I couldn’t quite believe my ears. It appeared I now had to add ‘learn goat midwifery’ to my to-do list, just after ‘clear week’s backlog of washing up’.

, Flo and Sugar, at 2 days old.

Moments before, Flo and a friend from school had ambled down to the goat paddock and stumbled upon a new-born kid, barely minutes old. Having heard a commotion, Kirsty broke doctor’s orders and limped down the garden to investigate. There she discovered a second kid, concealed in the goat house. In a dazed state, I staggered to the paddock to meet the new arrivals who were already venturing into the outside world. There, [neighbour] Eliane and Kirsty stood with hands clasped, cooing over the utterly adorable bundles of fluff who’d just gatecrashed our lives. It seemed that I was the only person in the company who felt any reason to be anxious, or even mildly concerned. From over the garden fence, André simply shook his head and chuckled to himself in an ‘I told you so’ manner.Desperate to do something at least a little bit responsible, I telephoned Christophe the goat man (he of the psychotic caprine new-borns) for advice. He asked if the new arrivals were feeding and, once I’d confirmed this was the case, advised we just left them alone and allow nature to take its course. To put a halt to my fretting, we decided to go out for a meal at a local bar where I displayed photos of the new-borns to bemused strangers enjoying their entrecôte et frites.
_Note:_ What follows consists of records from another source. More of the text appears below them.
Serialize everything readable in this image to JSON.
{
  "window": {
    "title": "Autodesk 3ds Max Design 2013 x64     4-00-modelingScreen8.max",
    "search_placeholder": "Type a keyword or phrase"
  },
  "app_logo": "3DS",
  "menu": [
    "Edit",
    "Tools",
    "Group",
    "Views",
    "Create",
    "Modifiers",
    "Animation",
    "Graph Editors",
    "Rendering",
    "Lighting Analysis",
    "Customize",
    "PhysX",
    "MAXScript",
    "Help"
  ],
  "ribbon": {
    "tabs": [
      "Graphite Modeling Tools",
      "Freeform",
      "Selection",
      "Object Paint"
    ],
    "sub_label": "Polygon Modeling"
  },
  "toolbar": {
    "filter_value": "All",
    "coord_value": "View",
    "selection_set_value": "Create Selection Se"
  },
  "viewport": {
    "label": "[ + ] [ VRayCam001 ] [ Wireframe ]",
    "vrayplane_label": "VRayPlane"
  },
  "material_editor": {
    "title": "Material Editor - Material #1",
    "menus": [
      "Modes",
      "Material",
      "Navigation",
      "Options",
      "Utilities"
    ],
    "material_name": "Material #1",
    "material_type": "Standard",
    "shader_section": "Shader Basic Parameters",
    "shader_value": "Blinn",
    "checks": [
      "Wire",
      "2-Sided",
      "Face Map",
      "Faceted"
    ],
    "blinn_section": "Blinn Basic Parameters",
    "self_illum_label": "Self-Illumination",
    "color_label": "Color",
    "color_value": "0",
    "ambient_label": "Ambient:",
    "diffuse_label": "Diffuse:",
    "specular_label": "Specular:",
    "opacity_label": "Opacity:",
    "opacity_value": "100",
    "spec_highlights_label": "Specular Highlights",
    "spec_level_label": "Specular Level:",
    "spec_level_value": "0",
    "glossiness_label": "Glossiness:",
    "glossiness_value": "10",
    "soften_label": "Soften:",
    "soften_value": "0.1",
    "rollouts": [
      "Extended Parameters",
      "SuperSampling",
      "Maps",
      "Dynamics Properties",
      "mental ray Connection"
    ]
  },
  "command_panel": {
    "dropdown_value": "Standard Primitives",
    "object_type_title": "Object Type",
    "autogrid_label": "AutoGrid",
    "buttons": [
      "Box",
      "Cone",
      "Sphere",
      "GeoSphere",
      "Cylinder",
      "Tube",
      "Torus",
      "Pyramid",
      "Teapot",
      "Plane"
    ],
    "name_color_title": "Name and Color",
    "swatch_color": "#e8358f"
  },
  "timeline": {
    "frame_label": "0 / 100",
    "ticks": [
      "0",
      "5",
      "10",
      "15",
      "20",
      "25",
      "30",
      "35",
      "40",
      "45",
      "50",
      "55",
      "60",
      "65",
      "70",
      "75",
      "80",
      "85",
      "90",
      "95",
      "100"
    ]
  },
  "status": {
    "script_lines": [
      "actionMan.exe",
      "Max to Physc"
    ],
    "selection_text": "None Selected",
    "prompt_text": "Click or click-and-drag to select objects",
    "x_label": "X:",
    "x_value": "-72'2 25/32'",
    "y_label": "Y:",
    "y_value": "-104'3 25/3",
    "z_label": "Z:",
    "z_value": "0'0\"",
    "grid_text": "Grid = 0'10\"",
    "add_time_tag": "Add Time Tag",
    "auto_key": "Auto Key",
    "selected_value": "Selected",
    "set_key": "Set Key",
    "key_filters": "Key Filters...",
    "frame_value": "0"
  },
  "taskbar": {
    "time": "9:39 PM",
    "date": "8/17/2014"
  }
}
I should say at this point we had wished to avoid such a circumstance, having deliberately chosen a female and a castrated male – I do possess some foresight. It seems Darcey must have mated within the herd almost on the day we had picked her up nearly five months before. Now I come to think of it, I do recall seeing a billy stretched out on a chaise longue smoking a cigarette. The next day, I phoned a retired vet who had been taking guitar lessons with me. This wonderful gentleman came straight over to Chez Jones and confirmed we were the proud owners of boy and girl kids.